In 2023, Eisai recorded roughly $10 million in product revenue for Leqembi, Biogen said in its 2023 earnings results released last month. As of January 2024, about 2,000 patients are on Leqembi, according to an Eisai presentation for investment analysts in February.

Leqembi marks Eisai and Biogen's second anti-amyloid Alzheimer's drug, following the controversial approval of Aduhelm (aducanumab) in 2021, which the FDA greenlighted despite mixed evidence and concerns raised by an agency advisory committee.
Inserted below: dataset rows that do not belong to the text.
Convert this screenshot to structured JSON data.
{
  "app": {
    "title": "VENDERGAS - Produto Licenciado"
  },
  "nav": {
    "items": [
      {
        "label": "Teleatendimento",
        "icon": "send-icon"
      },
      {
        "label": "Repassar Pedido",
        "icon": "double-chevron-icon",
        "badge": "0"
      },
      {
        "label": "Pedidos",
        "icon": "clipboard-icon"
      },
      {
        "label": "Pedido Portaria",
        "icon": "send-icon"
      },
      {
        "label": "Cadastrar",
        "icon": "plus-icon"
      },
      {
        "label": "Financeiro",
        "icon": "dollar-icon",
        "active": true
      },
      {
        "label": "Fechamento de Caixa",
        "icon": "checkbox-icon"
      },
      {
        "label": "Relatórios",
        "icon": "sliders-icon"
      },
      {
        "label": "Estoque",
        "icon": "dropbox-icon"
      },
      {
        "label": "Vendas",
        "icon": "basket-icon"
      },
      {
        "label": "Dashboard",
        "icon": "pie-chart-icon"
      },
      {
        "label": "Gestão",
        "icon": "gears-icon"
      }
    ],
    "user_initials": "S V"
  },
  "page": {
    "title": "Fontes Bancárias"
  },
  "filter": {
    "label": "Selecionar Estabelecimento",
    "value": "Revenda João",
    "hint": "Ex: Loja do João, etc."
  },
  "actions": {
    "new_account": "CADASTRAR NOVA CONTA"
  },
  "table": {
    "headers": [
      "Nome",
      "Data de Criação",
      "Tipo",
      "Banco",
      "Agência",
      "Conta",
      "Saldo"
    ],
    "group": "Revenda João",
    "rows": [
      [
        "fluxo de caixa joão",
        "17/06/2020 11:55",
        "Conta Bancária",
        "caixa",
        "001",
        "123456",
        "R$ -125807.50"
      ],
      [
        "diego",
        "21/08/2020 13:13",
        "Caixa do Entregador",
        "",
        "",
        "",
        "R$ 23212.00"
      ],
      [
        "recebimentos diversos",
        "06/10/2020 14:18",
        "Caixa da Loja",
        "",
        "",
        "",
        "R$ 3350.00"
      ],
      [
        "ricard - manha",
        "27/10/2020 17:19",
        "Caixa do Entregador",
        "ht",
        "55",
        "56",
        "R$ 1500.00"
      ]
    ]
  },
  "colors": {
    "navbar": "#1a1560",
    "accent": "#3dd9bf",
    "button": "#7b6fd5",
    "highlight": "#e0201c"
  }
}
Biogen has since discontinued development and commercialization of Aduhelm, with rights returning to the drug's original developer, Neurimmune.

Eisai is also investigating other biomarker-targeted treatments for Alzheimer's, including an investigational therapy, E2814, targeting MTBR-tau, another pathology associated with Alzheimer's. E2814 is being studied in a Phase I/II study of patients with dominantly inherited Alzheimer's, and the company is aiming for approval in fiscal 2030, Naito said.

"We believe that it can be a flagship drug on par with Leqembi," he added.